• normal bir eylemdir ama tuttuğu oruçla övünerek orda burda söyleyen adam neyse ramazanda içki içiyorum hehehmehe diyen kişi de aynıdır gözümde.
  • ramazan ayında marketten içki alırken "abi iki tane siyah torbaya koy dışardan görünmesin" şeklinde marketçi abiden ricacı olan iki gence, abimizin; "allahtan korkmuyorsunuz kuldan mı korkacaksınız. siktiredin.." şeklinde cevap verildiğine de şahit olunmuştur vakti zamanında. olayın özeti çok net bir cevaptır aslında. inanan biriysen allah korkun varsa içme, yok inanmıyor mahalle baskısından çekiniyorsan da takma bildiğini oku. bu kadar basit aslında. ama basit mi aslında, asıl soru bu olsagerek..
  • 11 ay içki içmek cehennemde x gün.
    11 ay evlilik dışı sevişmek cehennemde y gün.
    11 ay namazmış, zekatmış bunları yapmamak cehennemde z gün.
    .
    .
    .

    1 ay oruç tutularak yapılan omurgasızlık paha biçilemez.

    zemzem card..
  • her kosulda sıradan olması icap eden aktivitedir. herkesin gunahı sevabı kendinedir.
  • benzinlikte sigara içmeye benziyor gitgide...
  • ilk yudumda ''ulan içiyoruz ama du bakalım, öbür tarafta osurtturacaklar galiba'' diye düşündüren
    kadehler arttıkça ''ramazan abi'ye içiyoruz hadi beyler'' dedirten , sonrasında sokakta sürtmenin
    dayak yeme riskini yükselttiği eylem..
  • diğer aylarda içmek ile hiç bir farkı olmayan, olmaması gereken eylem...günahsa cuma gününde de günah, pazar gününde de...
  • yapması gayet doğal, duyurması yılın geri kalan 11 ayında da olduğu gibi gereksizdir.
  • saygı ile bir bağlantısı olması gerektiği söylenemez.

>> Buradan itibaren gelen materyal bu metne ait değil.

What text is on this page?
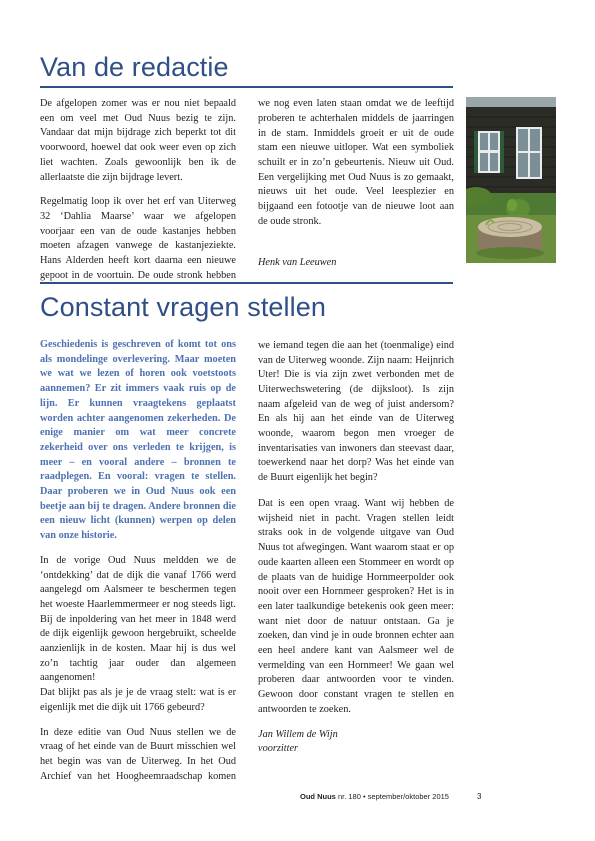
Van de redactie

De afgelopen zomer was er nou niet bepaald een om veel met Oud Nuus bezig te zijn. Vandaar dat mijn bijdrage zich beperkt tot dit voorwoord, hoewel dat ook weer even op zich liet wachten. Zoals gewoonlijk ben ik de allerlaatste die zijn bijdrage levert.

Regelmatig loop ik over het erf van Uiterweg 32 ‘Dahlia Maarse’ waar we afgelopen voorjaar een van de oude kastanjes hebben moeten afzagen vanwege de kastanjeziekte. Hans Alderden heeft kort daarna een nieuwe gepoot in de voortuin. De oude stronk hebben

we nog even laten staan omdat we de leeftijd proberen te achterhalen middels de jaarringen in de stam. Inmiddels groeit er uit de oude stam een nieuwe uitloper. Wat een symboliek schuilt er in zo’n gebeurtenis. Nieuw uit Oud. Een vergelijking met Oud Nuus is zo gemaakt, nieuws uit het oude. Veel leesplezier en bijgaand een fotootje van de nieuwe loot aan de oude stronk.

Henk van Leeuwen

Constant vragen stellen

Geschiedenis is geschreven of komt tot ons als mondelinge overlevering. Maar moeten we wat we lezen of horen ook voetstoots aannemen? Er zit immers vaak ruis op de lijn. Er kunnen vraagtekens geplaatst worden achter aangenomen zekerheden. De enige manier om wat meer concrete zekerheid over ons verleden te krijgen, is meer – en vooral andere – bronnen te raadplegen. En vooral: vragen te stellen. Daar proberen we in Oud Nuus ook een beetje aan bij te dragen. Andere bronnen die een nieuw licht (kunnen) werpen op delen van onze historie.

In de vorige Oud Nuus meldden we de ‘ontdekking’ dat de dijk die vanaf 1766 werd aangelegd om Aalsmeer te beschermen tegen het woeste Haarlemmermeer er nog steeds ligt. Bij de inpoldering van het meer in 1848 werd de dijk eigenlijk gewoon hergebruikt, scheelde aanzienlijk in de kosten. Maar hij is dus wel zo’n tachtig jaar ouder dan algemeen aangenomen!

Dat blijkt pas als je je de vraag stelt: wat is er eigenlijk met die dijk uit 1766 gebeurd?

In deze editie van Oud Nuus stellen we de vraag of het einde van de Buurt misschien wel het begin was van de Uiterweg. In het Oud Archief van het Hoogheemraadschap komen

we iemand tegen die aan het (toenmalige) eind van de Uiterweg woonde. Zijn naam: Heijnrich Uter! Die is via zijn zwet verbonden met de Uiterwechswetering (de dijksloot). Is zijn naam afgeleid van de weg of juist andersom? En als hij aan het einde van de Uiterweg woonde, waarom begon men vroeger de inventarisaties van inwoners dan steevast daar, toewerkend naar het dorp? Was het einde van de Buurt eigenlijk het begin?

Dat is een open vraag. Want wij hebben de wijsheid niet in pacht. Vragen stellen leidt straks ook in de volgende uitgave van Oud Nuus tot afwegingen. Want waarom staat er op oude kaarten alleen een Stommeer en wordt op de plaats van de huidige Hornmeerpolder ook nooit over een Hornmeer gesproken? Het is in een later taalkundige betekenis ook geen meer: want niet door de natuur ontstaan. Ga je zoeken, dan vind je in oude bronnen echter aan een heel andere kant van Aalsmeer wel de vermelding van een Hornmeer! We gaan wel proberen daar antwoorden voor te vinden. Gewoon door constant vragen te stellen en antwoorden te zoeken.

Jan Willem de Wijn

voorzitter

Oud Nuus nr. 180 • september/oktober 2015	3
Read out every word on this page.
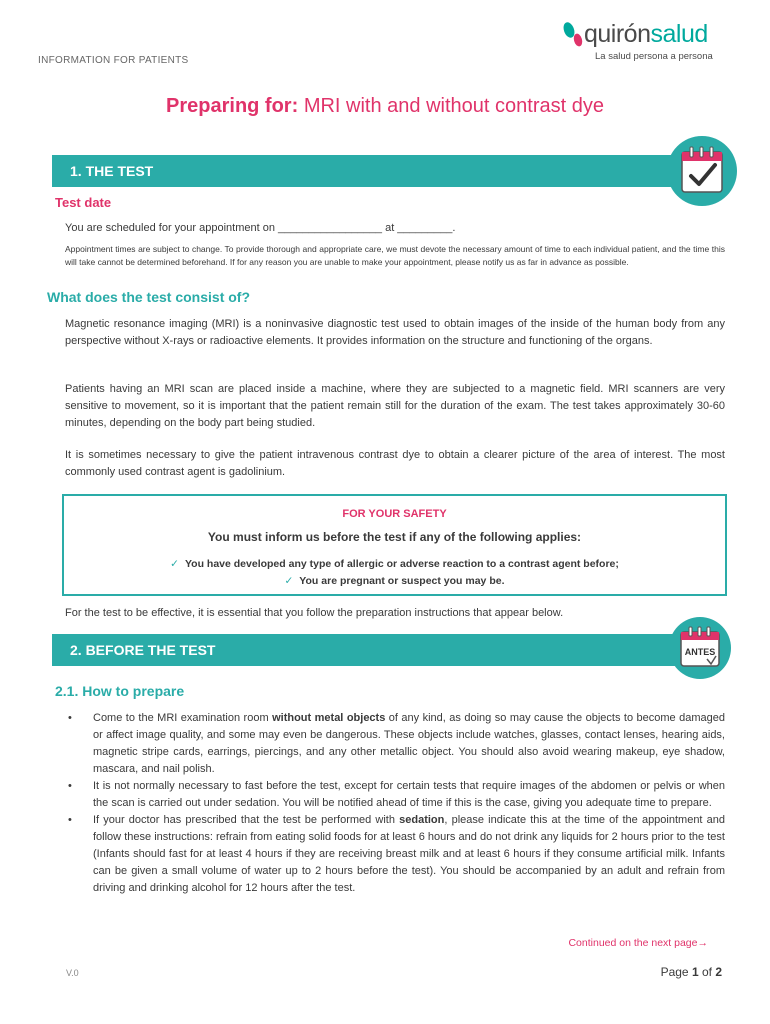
INFORMATION FOR PATIENTS
quirónsalud
La salud persona a persona
Preparing for: MRI with and without contrast dye
1. THE TEST
Test date
You are scheduled for your appointment on _________________ at _________.
Appointment times are subject to change. To provide thorough and appropriate care, we must devote the necessary amount of time to each individual patient, and the time this will take cannot be determined beforehand. If for any reason you are unable to make your appointment, please notify us as far in advance as possible.
What does the test consist of?
Magnetic resonance imaging (MRI) is a noninvasive diagnostic test used to obtain images of the inside of the human body from any perspective without X-rays or radioactive elements. It provides information on the structure and functioning of the organs.
Patients having an MRI scan are placed inside a machine, where they are subjected to a magnetic field. MRI scanners are very sensitive to movement, so it is important that the patient remain still for the duration of the exam. The test takes approximately 30-60 minutes, depending on the body part being studied.
It is sometimes necessary to give the patient intravenous contrast dye to obtain a clearer picture of the area of interest. The most commonly used contrast agent is gadolinium.
FOR YOUR SAFETY
You must inform us before the test if any of the following applies:
✓ You have developed any type of allergic or adverse reaction to a contrast agent before;
✓ You are pregnant or suspect you may be.
For the test to be effective, it is essential that you follow the preparation instructions that appear below.
2. BEFORE THE TEST	ANTES
2.1. How to prepare
• Come to the MRI examination room without metal objects of any kind, as doing so may cause the objects to become damaged or affect image quality, and some may even be dangerous. These objects include watches, glasses, contact lenses, hearing aids, magnetic stripe cards, earrings, piercings, and any other metallic object. You should also avoid wearing makeup, eye shadow, mascara, and nail polish.
• It is not normally necessary to fast before the test, except for certain tests that require images of the abdomen or pelvis or when the scan is carried out under sedation. You will be notified ahead of time if this is the case, giving you adequate time to prepare.
• If your doctor has prescribed that the test be performed with sedation, please indicate this at the time of the appointment and follow these instructions: refrain from eating solid foods for at least 6 hours and do not drink any liquids for 2 hours prior to the test (Infants should fast for at least 4 hours if they are receiving breast milk and at least 6 hours if they consume artificial milk. Infants can be given a small volume of water up to 2 hours before the test). You should be accompanied by an adult and refrain from driving and drinking alcohol for 12 hours after the test.
Continued on the next page→
V.0	Page 1 of 2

    saygı, hmm. saygı nedir?

    sen artemis'e tapıyorsun diye benim de senin artemis hakkındaki düşüncelerini paylaşmam saygı değildir. kişisel olarak, artemis'in var olmadığını da düşünebilirim. bunun saygı ile bir alakası yok. saygı, senin tanrını, ya da senin tanrın hakkındaki düşüncelerini küçük düşürmememdir.

    "nasıl olacak o" diyorsanız anlatayım: türkiye'de inek kesmek, budizme ya da budiste saygı duymamak değildir. ancak; "hindistan'da ineğe tapıyolarmış, mallar, kafirler, olur mu öyle şey" demek ise saygısızlıktır. saygı budur.

    sonra, içki içmenin yasak olduğunu söyleyen islam. bir başkası buna uymak zorunda değil. çünkü bu, sizin kuralınız, sizin tanrınız, sizin inancınız; onun değil. o size "ramazan'da nasıl içki içmezsiniz, salaklar" demiyor, saygısızlık budur.

    siz, kendi ağzınızla anlatmadınız mı: "ramazan, fakirlere yapılan empatidir". ulan sahtekarlar, ulan ikiyüzlüler, 11 ay boyunca açların, yoksulların, sokak çocuklarının önünde yiyip içmediniz mi siz? peki şimdi, önünüzde birileri yemek yiyince neden celallendiniz agalar? söz konusu iradeyse, sahip çıkamadınız mı iradenize? peki aç sokak çocukları iradesine sahip çıkamayıp çalınca, kapkaç yapınca o çocukları dört duvar arasına tıkan siz değil miydiniz? irade meselesi ise, iradesiz olana duyduğunuz bu nefret neden?

    ha, şuraya gelelim, ben inandığım şeylerin temelini sorgularım. 3 ayaklı bir masaya inanmam, sallanır keza. içkinin "günah" ve "bütün kötülüklerin anası" olmasının temelinde yatan şey de, içki içip bilincini kaybetmektir. dionysos içkinin iki halini tasvir eder: birisi ilham ve sağlık verir, diğeri ise zalim ve acımasızdır. işte, buradaki erdem, içkinin karanlık yüzüne geçmeyecek iradeye sahip olmaktır. benim için haram olan içki, zulüm ve kötülük getiren içkidir. dolayısı ile günah olan şeyin bu olduğuna inanırım.

    şimdi, inancımdan dolayı beni asacak mısınız? yoksa biz az kişi olduğumuz için, bizim sizin dininize uymamız mı gerekir? tabii, saygı siz sayıca çok olduğunuz için gecenin dördünde davul çaldırabilme hakkıdır bence, saygı duymak gerekir.
  • kul hakkı yiyerek oruç açmaktan bin kat iyidir.